Incoming wires are common for payroll at a new employer, a real-estate closing, or a brokerage sweep. The customer provides the sender with the bank's routing number, the customer's account number, and for international senders the Exchange Bank SWIFT code. When the wire arrives, it posts the same business day with a memo line that usually shows the sender name. If the memo is missing, the secure message center inside online banking is the practical place to ask Exchange Bank to identify the sender.
| Wire type | Typical fee framing | Cutoff | Settlement |
|---|---|---|---|
| Outgoing domestic | Per-item fixed fee | Early afternoon Pacific | Same business day |
| Outgoing international (USD) | Higher per-item fee | Morning Pacific | 1-2 business days |
| Outgoing international (FX) | Fee plus FX spread | Morning Pacific | 1-3 business days |
| Incoming domestic | Low or no fee | Receive any time | Same business day |
| Incoming international | Low fee typical | Receive any time | 1-2 business days |
| Recall request | Per-item fee | As submitted | Best effort |
| Treasury wire | Business pricing | Cash-management schedule | Same business day |
Consumer-facing fraud guidance for wire transfers is collected at the FTC consumer advice on wire transfers, which covers the most common social-engineering playbooks. The FDIC consumer resource library has additional material on deposit and payment systems.
Sign-in entry points live at the exchange bank login page, the login help-guide, and the security center. Digital sibling pages include online banking, mobile banking, bill pay, account alerts, and mobile check deposit. Account pages cover personal checking, personal savings, money market accounts, personal credit cards, home mortgages, and auto loans. Business-side pages include business checking, business savings, merchant services, treasury management, SBA loans, and commercial real estate. Overview anchors rest at about Exchange Bank, leadership, help resources, and contact us.

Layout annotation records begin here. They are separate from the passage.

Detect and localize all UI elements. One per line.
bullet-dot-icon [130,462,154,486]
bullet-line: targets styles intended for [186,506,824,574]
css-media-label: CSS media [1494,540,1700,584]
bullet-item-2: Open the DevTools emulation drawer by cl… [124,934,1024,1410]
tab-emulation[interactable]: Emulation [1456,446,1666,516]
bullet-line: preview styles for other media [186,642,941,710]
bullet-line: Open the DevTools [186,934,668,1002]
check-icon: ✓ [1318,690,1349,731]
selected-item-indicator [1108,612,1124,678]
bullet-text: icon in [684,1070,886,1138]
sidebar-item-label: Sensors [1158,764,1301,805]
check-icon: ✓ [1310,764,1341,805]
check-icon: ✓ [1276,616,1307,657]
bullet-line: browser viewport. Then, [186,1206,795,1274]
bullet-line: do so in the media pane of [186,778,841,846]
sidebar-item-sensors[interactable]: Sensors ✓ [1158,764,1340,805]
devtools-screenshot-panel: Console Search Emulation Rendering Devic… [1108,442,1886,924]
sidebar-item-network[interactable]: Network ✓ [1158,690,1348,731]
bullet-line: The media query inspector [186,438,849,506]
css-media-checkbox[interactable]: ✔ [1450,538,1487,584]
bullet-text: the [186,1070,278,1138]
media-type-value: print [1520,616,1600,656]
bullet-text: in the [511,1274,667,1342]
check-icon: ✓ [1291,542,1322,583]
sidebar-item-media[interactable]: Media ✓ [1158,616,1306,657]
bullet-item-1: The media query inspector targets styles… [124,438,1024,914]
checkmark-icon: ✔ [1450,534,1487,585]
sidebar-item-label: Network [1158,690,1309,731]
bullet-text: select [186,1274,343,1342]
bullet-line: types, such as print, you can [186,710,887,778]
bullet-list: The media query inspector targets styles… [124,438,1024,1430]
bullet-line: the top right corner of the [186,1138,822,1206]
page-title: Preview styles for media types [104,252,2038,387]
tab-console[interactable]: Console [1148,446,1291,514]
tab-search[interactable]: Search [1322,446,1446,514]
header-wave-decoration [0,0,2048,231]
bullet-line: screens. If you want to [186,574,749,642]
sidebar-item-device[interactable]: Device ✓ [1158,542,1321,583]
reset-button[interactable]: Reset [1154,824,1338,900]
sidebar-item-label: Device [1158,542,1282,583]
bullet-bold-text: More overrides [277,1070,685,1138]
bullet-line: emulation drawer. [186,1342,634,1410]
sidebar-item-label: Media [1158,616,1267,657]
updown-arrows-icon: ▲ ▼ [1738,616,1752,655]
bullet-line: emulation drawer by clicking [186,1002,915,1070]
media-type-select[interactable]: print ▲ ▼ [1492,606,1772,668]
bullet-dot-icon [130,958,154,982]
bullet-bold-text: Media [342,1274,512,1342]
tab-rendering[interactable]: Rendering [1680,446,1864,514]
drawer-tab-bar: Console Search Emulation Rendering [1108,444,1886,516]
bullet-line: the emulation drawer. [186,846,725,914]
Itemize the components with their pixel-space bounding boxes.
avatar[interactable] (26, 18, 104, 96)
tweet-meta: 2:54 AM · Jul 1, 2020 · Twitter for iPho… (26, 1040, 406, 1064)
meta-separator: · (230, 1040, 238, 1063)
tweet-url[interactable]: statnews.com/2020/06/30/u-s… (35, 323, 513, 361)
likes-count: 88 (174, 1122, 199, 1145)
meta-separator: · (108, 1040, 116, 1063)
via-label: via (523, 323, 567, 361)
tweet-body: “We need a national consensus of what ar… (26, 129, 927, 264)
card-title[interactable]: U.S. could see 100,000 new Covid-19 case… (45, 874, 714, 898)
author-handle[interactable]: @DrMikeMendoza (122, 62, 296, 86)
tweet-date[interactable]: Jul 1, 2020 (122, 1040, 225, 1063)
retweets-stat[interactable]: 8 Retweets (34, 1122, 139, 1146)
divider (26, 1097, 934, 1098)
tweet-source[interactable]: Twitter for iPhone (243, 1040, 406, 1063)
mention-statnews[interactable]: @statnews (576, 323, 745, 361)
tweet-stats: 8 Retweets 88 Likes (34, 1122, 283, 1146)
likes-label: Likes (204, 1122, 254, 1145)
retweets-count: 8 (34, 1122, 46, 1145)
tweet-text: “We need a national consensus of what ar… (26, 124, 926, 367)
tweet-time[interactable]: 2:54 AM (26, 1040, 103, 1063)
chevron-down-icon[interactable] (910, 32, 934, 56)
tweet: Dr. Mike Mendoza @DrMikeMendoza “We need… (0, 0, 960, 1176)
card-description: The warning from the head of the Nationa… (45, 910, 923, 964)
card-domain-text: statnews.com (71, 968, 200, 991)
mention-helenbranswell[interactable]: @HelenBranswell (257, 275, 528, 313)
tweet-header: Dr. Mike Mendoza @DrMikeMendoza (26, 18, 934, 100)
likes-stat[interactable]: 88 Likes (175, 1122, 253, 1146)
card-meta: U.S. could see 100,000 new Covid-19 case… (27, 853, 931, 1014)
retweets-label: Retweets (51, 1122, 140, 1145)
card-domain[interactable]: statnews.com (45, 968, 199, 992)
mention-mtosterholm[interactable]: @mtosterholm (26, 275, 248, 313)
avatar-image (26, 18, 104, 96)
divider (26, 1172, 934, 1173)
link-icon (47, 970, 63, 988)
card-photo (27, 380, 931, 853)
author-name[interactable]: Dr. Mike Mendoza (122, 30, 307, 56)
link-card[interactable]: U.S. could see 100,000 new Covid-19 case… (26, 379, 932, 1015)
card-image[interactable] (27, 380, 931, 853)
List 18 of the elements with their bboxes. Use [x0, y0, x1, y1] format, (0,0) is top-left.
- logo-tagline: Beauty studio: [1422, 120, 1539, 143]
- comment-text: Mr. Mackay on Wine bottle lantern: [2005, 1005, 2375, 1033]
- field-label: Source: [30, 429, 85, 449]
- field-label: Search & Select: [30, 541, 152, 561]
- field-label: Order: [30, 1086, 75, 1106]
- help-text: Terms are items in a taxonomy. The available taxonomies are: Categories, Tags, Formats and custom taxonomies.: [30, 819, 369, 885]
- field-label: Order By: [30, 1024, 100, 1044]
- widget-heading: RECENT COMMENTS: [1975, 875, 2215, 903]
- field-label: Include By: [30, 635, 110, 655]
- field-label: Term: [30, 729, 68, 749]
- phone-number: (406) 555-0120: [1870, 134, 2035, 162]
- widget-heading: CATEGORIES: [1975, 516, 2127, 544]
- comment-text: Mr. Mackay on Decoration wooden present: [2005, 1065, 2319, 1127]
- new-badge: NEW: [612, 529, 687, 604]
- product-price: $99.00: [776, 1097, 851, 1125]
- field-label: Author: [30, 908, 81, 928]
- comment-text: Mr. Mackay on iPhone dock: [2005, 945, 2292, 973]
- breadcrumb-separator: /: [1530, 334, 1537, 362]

"I appreciate that Exchange Bank phones me for a new wire beneficiary. I would rather pick up a verification call than lose a wire to a spoofed invoice."
Nathaniel Pemberton Welder · Pemberton Metal Works, Graton, CA
"Incoming wires from our equipment supplier in Europe clear the next business day and the memo line arrives intact. That matters for reconciliation."
Amara Nwankwo Pediatrician · Nwankwo Pediatrics, Sebastopol, CA
For a domestic wire the customer needs the recipient's full name, the receiving bank's routing number, the recipient account number, and the recipient's address. International wires add a SWIFT or BIC code, the recipient's country, and in some cases an IBAN. Missing any one field blocks the wire.
Domestic wires typically need to be approved before the early afternoon Pacific cutoff to leave the same business day. International wires carry an earlier cutoff because the downstream correspondent banks operate on different clocks. The exact time appears on the confirmation screen.
Verification calls are an anti-fraud control. When a customer sends a wire to a brand-new beneficiary, the bank places an outbound call to a phone number on file to confirm the instruction. It feels like friction but it has intercepted many wire-fraud attempts across the industry.
Share the customer's full name on the account, the Exchange Bank routing number, the recipient account number, and the bank's address. For international incoming wires, share the Exchange Bank SWIFT code as well. The sender's bank uses those fields to route the funds.
A wire is a final-funds instrument, so reversal is not automatic. If a customer needs to recall a wire, the bank submits a recall request to the receiving institution, which either returns the funds at its discretion or holds them pending the receiver's cooperation.